Discussion: I think this is a very germane point for us, located here at John Calvin’s college which is so influenced by the Kuyperian tradition. Indeed, one could see a strain of Kuyperianism as a confirmation of just this point; one might even posit that evangelicalism is just beginning to go through this shift (which is probably what motivated my friend Hans Boersma to write his new book, Heavenly Participation: Weaving a Sacramental Tapestry).


However, one might also ask whether Taylor’s formulation of this is also problematic: does orthodox Christian thought really posit the sort of tension between human flourishing and transcendent glory that Taylor suggests? Or is this Taylor’s own imposition of a dichotomy onto a frame that really posits a fundamental continuity between them? (There are some complicated issues of description vs. prescription also at issue here.)


ii) The eclipse of grace


Taylor describes the second aspect of this anthropological shift as the “eclipse of grace” (222). Since God’s providential concern for order is reduced to an “economic” ordering of creation to our mutual benefit, and since that order and design is discernible by reason, then “[b]y reason and discipline, humans could rise to the challenge and realize it” (222). The result is a kind of intellectual Pelagianism: we can figure this out without assistance. Oh, God still plays a role—as either the watchmaker who got the ball rolling, or as the judge who will evaluate how well we did—but in the long middle God plays no discernible role or function, and is uninvolved (222-223).


iii) The eclipse of mystery


Since what matters is immanent, and since we can figure it out, it’s not surprising that “the sense of mystery fades” (223). God’s providence is no longer inscrutable: it’s an open book, “perspicuous” (cp. Harrison, The Bible, Protestantism, and the Rise of Natural Science).


iv) The eclipse of theiosis


Finally, and as an outcome, we lose any “idea that God was planning a transformation of human beings which would take them beyond the limitations which inhere in their present condition” (224). We lose a sense that humanity’s end transcends its current configurations—and thus lose a sense of “participation” in God’s nature or “deification” as the telos for humanity. [Cf.

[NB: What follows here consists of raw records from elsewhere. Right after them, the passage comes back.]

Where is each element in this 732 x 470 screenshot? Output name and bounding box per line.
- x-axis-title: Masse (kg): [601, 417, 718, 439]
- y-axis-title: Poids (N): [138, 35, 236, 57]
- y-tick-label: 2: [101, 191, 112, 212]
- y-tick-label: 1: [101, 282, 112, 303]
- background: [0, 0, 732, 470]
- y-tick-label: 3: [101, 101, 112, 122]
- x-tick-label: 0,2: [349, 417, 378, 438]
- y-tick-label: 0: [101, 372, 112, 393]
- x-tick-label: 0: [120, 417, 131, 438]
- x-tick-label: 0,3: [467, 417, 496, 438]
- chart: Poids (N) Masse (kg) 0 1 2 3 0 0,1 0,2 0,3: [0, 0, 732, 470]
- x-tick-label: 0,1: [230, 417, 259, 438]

Billings on theiosis in John Calvin.]]


But what underlay these shifts? Again, Taylor emphasizes the new focus on economic-centric harmony as the new focus and ideal: “The spreading doctrines of the harmony of interests reflect the shift in the idea of natural order which we described in the previous part, in which the economic dimension takes on greater and greater importance, and ‘economic’ (that is, ordered, peaceful, productive) activity is more and more the model for human behaviour” (229).

1 comment:

  1. Thanks for this blog. Any chance you could be a little more concrete re: '“shrinking” of God’s purposes, an “economizing” of God’s own interests'? I see all the moves that grow out of there, but it's not clear to me exactly what you're talking about. Maybe names, whether of people or ideas, or dates would help.

    Or maybe I missed a previous blog entry that this is building on. :) My guess is that Taylor expands on this, whatever the case. (You don't write 900 pages of philosophy without a little expansion, eh?)